Para mim, essa teoria parecia muito lógica e consistente, mas Carter ainda estava preocupado. Ele apontou para a porta dos fundos, destruída.
— A casa inteira ficou daquele jeito?
— Pior.
Olhei para os trajes de Elvis arruinados sob as roupas de Jerrod e para as contas brilhantes espalhadas pelo chão. Elvis podia ter mau gosto, mas eu me sentia mal por ter destruído o palácio do Rei. Se o lugar era importante para meu pai... De repente, uma ideia me animou.
— O que Amós disse quando consertou aquele prato?
Carter franziu o cenho.
— Não se trata de um prato, Sadie. É uma casa inteira.
— Lembrei! Foi hi-nehm!
Um hieróglifo dourado ganhou vida na palma de minha mão. Eu a ergui e soprei o símbolo na direção da casa. Todo o contorno de Graceland começou a brilhar. Os pedaços da porta voaram de volta a seus lugares e se juntaram com perfeição. Os restos das roupas de Elvis desapareceram.
— Uau — murmurou Carter. — Acha que o interior também foi consertado?
— Eu...
Minha visão ficou turva, meus joelhos dobraram. Eu teria caído e batido a cabeça no chão se Carter não tivesse me amparado.
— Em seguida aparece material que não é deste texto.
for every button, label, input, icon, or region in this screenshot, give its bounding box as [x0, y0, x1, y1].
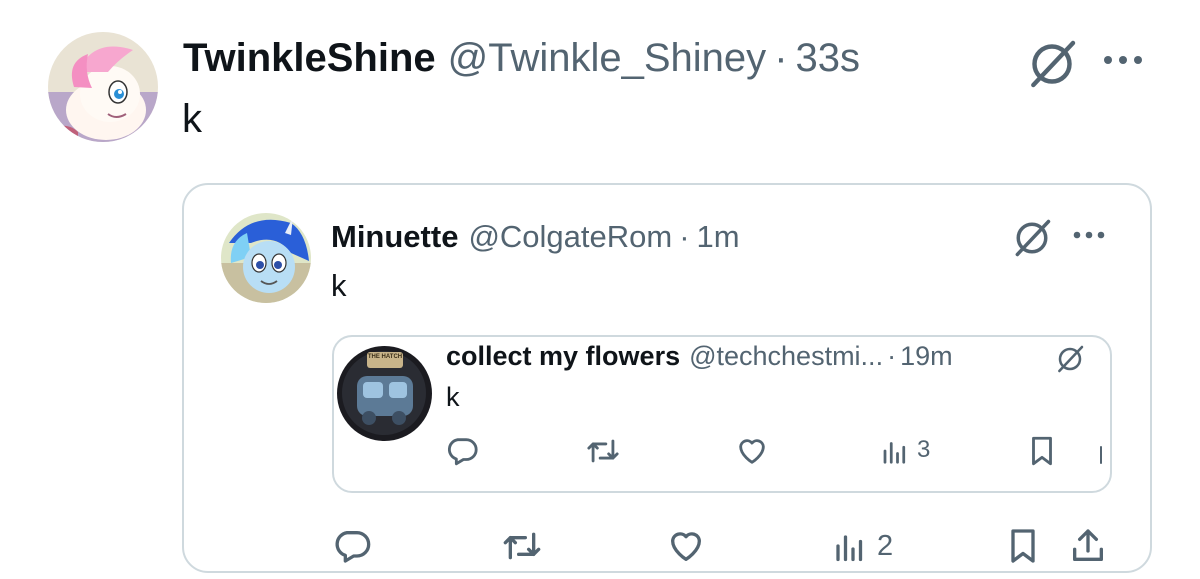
dot-separator: ·	[774, 36, 788, 80]
post-text: k	[182, 97, 202, 141]
dot-separator: ·	[887, 341, 897, 371]
repost-arrows-icon[interactable]	[584, 434, 622, 468]
bar-chart-icon[interactable]	[832, 528, 868, 564]
display-name[interactable]: collect my flowers	[446, 341, 680, 372]
share-icon-clipped[interactable]	[1100, 446, 1102, 464]
display-name[interactable]: TwinkleShine	[183, 36, 436, 81]
display-name[interactable]: Minuette	[331, 219, 458, 255]
avatar-collect-my-flowers[interactable]: THE HATCH	[337, 346, 432, 441]
avatar-twinkleshine[interactable]	[48, 32, 158, 142]
heart-icon[interactable]	[666, 526, 706, 566]
pony-avatar-image	[48, 32, 158, 142]
quote2-header: collect my flowers @techchestmi... · 19m	[446, 341, 953, 372]
grok-slash-icon[interactable]	[1024, 36, 1080, 92]
avatar-minuette[interactable]	[221, 213, 311, 303]
bar-chart-icon[interactable]	[880, 436, 910, 466]
more-dots-icon[interactable]	[1100, 48, 1146, 72]
heart-icon[interactable]	[735, 434, 769, 468]
pony-avatar-image	[221, 213, 311, 303]
grok-slash-icon[interactable]	[1010, 216, 1054, 260]
reply-bubble-icon[interactable]	[445, 434, 479, 468]
more-dots-icon[interactable]	[1070, 225, 1108, 245]
post-text: k	[331, 268, 347, 303]
post-text: k	[446, 382, 460, 412]
grok-slash-icon[interactable]	[1054, 343, 1086, 375]
bookmark-icon[interactable]	[1003, 526, 1043, 566]
views-count: 2	[877, 530, 894, 562]
bookmark-icon[interactable]	[1025, 434, 1059, 468]
reply-bubble-icon[interactable]	[332, 526, 372, 566]
quote1-header: Minuette @ColgateRom · 1m	[331, 219, 740, 255]
user-handle[interactable]: @techchestmi...	[689, 341, 883, 372]
share-upload-icon[interactable]	[1068, 526, 1108, 566]
post-time[interactable]: 1m	[697, 219, 740, 255]
views-count: 3	[917, 436, 931, 463]
post-time[interactable]: 33s	[796, 36, 861, 81]
user-handle[interactable]: @Twinkle_Shiney	[448, 36, 767, 81]
repost-arrows-icon[interactable]	[500, 526, 544, 566]
top-post-header: TwinkleShine @Twinkle_Shiney · 33s	[183, 36, 860, 81]
post-time[interactable]: 19m	[900, 341, 953, 372]
avatar-badge-text: THE HATCH	[367, 354, 403, 360]
user-handle[interactable]: @ColgateRom	[468, 219, 672, 255]
dot-separator: ·	[679, 219, 690, 254]
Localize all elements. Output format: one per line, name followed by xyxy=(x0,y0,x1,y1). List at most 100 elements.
— Tudo bem. Você fez um feitiço enorme, Sadie. Foi fabuloso.
— Mas não encontramos o que Tot nos mandou procurar.
— Sim, talvez tenhamos encontrado.
Ele apontou para o túmulo de Elvis e eu vi claramente: um objeto deixado por algum fã fervoroso – um colar cujo pingente era uma cruz com uma alça ovalada na parte superior, igual à que vi na camiseta de minha mãe, em uma fotografia antiga.
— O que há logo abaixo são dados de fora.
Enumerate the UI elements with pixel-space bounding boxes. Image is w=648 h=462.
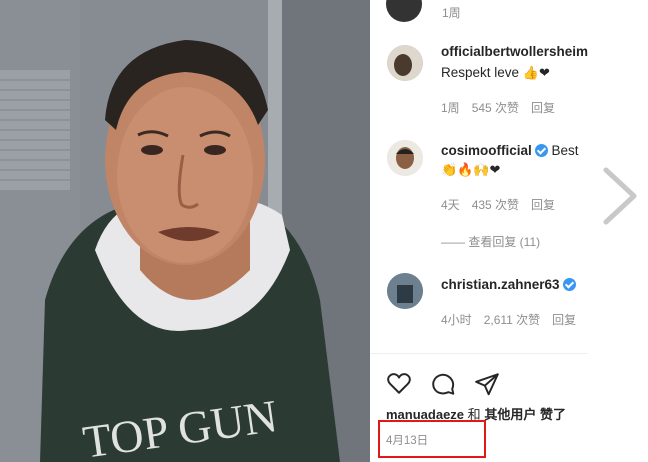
comment-username[interactable]: cosimoofficial Best bbox=[441, 143, 579, 158]
next-post-button[interactable] bbox=[600, 166, 640, 226]
comment-emoji: 👍❤ bbox=[522, 65, 550, 80]
comment-time: 1周 bbox=[442, 6, 461, 20]
comment-body: Best bbox=[551, 143, 579, 158]
comment-time: 4小时 bbox=[441, 313, 472, 327]
share-icon[interactable] bbox=[474, 371, 500, 397]
verified-badge-icon bbox=[562, 278, 576, 291]
comment-time: 4天 bbox=[441, 198, 460, 212]
comment-meta: 4天 435 次赞 回复 bbox=[441, 196, 567, 213]
view-replies-button[interactable]: —— 查看回复 (11) bbox=[441, 233, 540, 250]
comment-likes[interactable]: 2,611 次赞 bbox=[484, 313, 540, 327]
highlight-box bbox=[378, 420, 486, 458]
comment-username-text[interactable]: cosimoofficial bbox=[441, 143, 532, 158]
comment-icon[interactable] bbox=[430, 371, 456, 397]
avatar-image bbox=[387, 45, 423, 81]
comment-emoji: 👏🔥🙌❤ bbox=[441, 162, 501, 177]
liked-by-suffix: 赞了 bbox=[539, 407, 566, 422]
reply-button[interactable]: 回复 bbox=[552, 313, 576, 327]
avatar[interactable] bbox=[386, 0, 422, 22]
avatar-image bbox=[387, 273, 423, 309]
comment-text: 👏🔥🙌❤ bbox=[441, 162, 500, 178]
divider bbox=[370, 353, 588, 354]
comment-body: Respekt leve bbox=[441, 65, 520, 80]
comment-likes[interactable]: 435 次赞 bbox=[472, 198, 519, 212]
comment-username-text[interactable]: christian.zahner63 bbox=[441, 277, 560, 292]
verified-badge-icon bbox=[534, 144, 548, 157]
comment-username[interactable]: christian.zahner63 bbox=[441, 277, 576, 292]
comment-meta: 1周 545 次赞 回复 bbox=[441, 99, 567, 116]
comment-text: Respekt leve 👍❤ bbox=[441, 65, 550, 81]
avatar-officialbertwollersheim[interactable] bbox=[387, 45, 423, 81]
heart-icon[interactable] bbox=[386, 370, 412, 396]
video-still: TOP GUN bbox=[0, 0, 370, 462]
liked-by-others[interactable]: 其他用户 bbox=[484, 407, 536, 422]
comment-username[interactable]: officialbertwollersheim bbox=[441, 44, 588, 59]
comment-meta: 4小时 2,611 次赞 回复 bbox=[441, 311, 588, 328]
comment-likes[interactable]: 545 次赞 bbox=[472, 101, 519, 115]
top-comment-meta: 1周 bbox=[442, 4, 473, 21]
comments-panel: 1周 officialbertwollersheim Respekt leve … bbox=[370, 0, 588, 462]
reply-button[interactable]: 回复 bbox=[531, 101, 555, 115]
avatar-christian-zahner63[interactable] bbox=[387, 273, 423, 309]
avatar-image bbox=[387, 140, 423, 176]
comment-time: 1周 bbox=[441, 101, 460, 115]
avatar-cosimoofficial[interactable] bbox=[387, 140, 423, 176]
chevron-right-icon bbox=[603, 167, 637, 225]
video-frame[interactable]: TOP GUN bbox=[0, 0, 370, 462]
reply-button[interactable]: 回复 bbox=[531, 198, 555, 212]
— Um ankh. — Mostrei a ele. — O símbolo egípcio da vida eterna.
Carter pegou o colar. Havia um papiro pequenino preso à corrente.
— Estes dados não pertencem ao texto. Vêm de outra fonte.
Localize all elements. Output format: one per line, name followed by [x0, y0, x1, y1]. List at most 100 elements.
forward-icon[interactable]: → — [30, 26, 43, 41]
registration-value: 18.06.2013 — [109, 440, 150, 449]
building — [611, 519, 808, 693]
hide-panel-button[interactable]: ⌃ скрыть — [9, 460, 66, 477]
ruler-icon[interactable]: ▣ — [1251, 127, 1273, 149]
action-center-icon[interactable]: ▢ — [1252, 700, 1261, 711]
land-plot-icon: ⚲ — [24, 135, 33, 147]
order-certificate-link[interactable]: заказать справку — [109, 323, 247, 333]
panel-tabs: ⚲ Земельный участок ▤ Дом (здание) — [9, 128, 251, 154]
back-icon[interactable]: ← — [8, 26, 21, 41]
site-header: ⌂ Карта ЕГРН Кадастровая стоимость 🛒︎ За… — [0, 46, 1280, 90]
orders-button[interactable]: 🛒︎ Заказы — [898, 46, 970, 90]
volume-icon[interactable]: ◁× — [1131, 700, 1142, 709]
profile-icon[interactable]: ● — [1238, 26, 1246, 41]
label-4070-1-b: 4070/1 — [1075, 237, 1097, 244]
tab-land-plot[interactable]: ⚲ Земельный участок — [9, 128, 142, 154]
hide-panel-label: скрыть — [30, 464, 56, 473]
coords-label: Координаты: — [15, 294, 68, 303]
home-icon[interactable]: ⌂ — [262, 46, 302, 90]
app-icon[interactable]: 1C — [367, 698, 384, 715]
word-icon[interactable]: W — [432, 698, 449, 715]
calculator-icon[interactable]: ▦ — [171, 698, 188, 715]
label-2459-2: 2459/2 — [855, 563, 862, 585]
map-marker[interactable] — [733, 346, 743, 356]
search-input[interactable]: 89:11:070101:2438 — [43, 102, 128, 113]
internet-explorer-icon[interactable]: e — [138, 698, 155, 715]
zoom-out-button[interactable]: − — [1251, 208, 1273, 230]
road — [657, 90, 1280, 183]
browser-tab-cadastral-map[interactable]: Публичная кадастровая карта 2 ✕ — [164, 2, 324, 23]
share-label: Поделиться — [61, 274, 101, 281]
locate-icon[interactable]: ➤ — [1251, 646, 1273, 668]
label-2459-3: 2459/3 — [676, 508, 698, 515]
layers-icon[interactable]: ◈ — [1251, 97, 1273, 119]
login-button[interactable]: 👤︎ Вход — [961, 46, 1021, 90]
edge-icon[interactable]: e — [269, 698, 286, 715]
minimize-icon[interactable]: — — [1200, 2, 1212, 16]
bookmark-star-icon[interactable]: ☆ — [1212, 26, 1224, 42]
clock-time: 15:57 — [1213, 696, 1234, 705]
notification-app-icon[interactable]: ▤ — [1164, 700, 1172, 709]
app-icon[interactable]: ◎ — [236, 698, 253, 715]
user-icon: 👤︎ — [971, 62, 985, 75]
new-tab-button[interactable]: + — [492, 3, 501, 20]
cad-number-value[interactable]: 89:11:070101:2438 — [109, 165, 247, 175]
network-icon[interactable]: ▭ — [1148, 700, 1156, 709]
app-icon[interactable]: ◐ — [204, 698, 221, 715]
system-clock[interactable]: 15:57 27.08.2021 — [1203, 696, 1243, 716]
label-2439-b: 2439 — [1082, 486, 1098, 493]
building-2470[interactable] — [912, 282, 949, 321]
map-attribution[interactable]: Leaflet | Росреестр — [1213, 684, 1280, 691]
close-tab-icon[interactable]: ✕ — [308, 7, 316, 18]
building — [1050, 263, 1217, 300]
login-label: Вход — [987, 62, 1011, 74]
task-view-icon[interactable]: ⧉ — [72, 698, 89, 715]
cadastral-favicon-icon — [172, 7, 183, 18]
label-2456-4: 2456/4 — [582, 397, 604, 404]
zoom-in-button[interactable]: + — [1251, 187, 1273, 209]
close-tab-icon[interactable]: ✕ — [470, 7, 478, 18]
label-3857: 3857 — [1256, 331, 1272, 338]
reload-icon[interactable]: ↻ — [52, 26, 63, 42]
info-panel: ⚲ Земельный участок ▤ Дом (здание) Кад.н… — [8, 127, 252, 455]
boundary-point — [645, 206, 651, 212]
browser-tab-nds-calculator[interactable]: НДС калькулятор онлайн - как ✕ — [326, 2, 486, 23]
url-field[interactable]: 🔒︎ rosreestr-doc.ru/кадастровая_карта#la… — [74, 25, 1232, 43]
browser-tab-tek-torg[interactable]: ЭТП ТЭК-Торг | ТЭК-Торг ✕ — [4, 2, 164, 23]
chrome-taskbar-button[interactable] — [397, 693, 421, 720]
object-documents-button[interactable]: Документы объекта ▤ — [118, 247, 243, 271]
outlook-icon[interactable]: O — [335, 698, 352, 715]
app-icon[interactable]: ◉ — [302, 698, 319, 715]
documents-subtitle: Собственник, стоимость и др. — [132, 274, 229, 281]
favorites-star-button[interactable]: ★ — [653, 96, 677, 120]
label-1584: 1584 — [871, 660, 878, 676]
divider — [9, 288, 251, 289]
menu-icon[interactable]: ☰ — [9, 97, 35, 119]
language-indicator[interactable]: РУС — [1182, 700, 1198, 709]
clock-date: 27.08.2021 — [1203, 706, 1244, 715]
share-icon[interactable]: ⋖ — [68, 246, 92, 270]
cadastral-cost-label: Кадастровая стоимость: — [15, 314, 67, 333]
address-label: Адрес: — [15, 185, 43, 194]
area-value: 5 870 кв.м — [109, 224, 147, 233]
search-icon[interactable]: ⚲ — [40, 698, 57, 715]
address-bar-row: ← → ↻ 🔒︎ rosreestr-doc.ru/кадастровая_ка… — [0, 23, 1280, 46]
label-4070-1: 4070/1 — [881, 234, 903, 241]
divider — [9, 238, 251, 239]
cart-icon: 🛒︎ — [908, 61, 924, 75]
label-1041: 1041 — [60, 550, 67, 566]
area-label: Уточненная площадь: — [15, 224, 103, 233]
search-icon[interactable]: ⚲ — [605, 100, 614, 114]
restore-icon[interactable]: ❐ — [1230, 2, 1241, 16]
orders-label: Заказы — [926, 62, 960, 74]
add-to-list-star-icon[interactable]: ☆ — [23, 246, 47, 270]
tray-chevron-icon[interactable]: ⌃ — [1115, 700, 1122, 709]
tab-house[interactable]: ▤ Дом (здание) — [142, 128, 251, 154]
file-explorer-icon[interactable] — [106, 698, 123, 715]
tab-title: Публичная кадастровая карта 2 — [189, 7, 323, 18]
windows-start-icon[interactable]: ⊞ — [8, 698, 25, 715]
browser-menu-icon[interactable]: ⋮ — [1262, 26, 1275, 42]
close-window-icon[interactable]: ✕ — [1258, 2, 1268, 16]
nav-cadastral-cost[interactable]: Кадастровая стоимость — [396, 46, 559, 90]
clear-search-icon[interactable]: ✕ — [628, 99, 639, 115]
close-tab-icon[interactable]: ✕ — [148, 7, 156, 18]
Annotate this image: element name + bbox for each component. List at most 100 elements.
— O que é isso? — sussurrou ele, desenrolando a folha.
Ele a olhava tão intensamente que tive medo de que seus olhos fizessem um furo no papel.
— O que é? — Tentei olhar por cima do ombro de meu irmão.
A pintura parecia antiga. Retratava um gato dourado de pelo malhado segurando uma faca com uma das patas, cortando a cabeça de uma cobra.
Embaixo, com tinta preta, alguém escrevera: “Continue lutando!”
— Isso é vandalismo, não é? — perguntei. — Rabiscar um desenho antigo como esse! E que coisa estranha para deixar para Elvis.
Carter nem parecia me ouvir.
— Já vi esse desenho. Está em muitas sepulturas. Não sei por que nunca me ocorreu...
Estudei a imagem com mais atenção. Algo nela me parecia familiar.
— Sabe o que significa? — perguntei.
— É o Gato de Rá, enfrentando o maior inimigo do deus sol: Apófis.
— A cobra — lembrei.
— Sim, Apófis era...
— A personificação do caos — completei, lembrando o que Nut dissera.
Carter parecia impressionado, e devia mesmo estar.
— Exatamente. Apófis era ainda pior que Set. Os egípcios acreditavam que o Dia do Juízo chegaria quando Apófis comesse o sol e destruísse toda a Criação.
— Mas... o gato a matou — sugeri, esperançosa.
— O gato teve de matá-la muitas e muitas vezes. É como o que Tot disse sobre padrões que se repetem. A questão é que... uma vez perguntei a papai se o gato tinha nome. Ele respondeu que ninguém sabe ao certo, mas que muitas pessoas deduzem que seja Sekhmet, a poderosa deusa leoa. Ela era chamada de Olho de Rá, porque fazia seu trabalho sujo. Ele via o inimigo, ela o matava.
— Tudo bem. E daí?
— E daí que o gato não parece Sekhmet. Acabou de me ocorrer...
Finalmente percebi, e um arrepio percorreu minhas costas.
— O Gato de Rá parece Muffin. É Bastet.
O chão tremeu. A fonte perto da sepultura começou a brilhar, e um portal escuro se abriu.
— Vamos — chamei. — Tenho algumas perguntas para Tot. E depois, vou dar um soco naquele bico.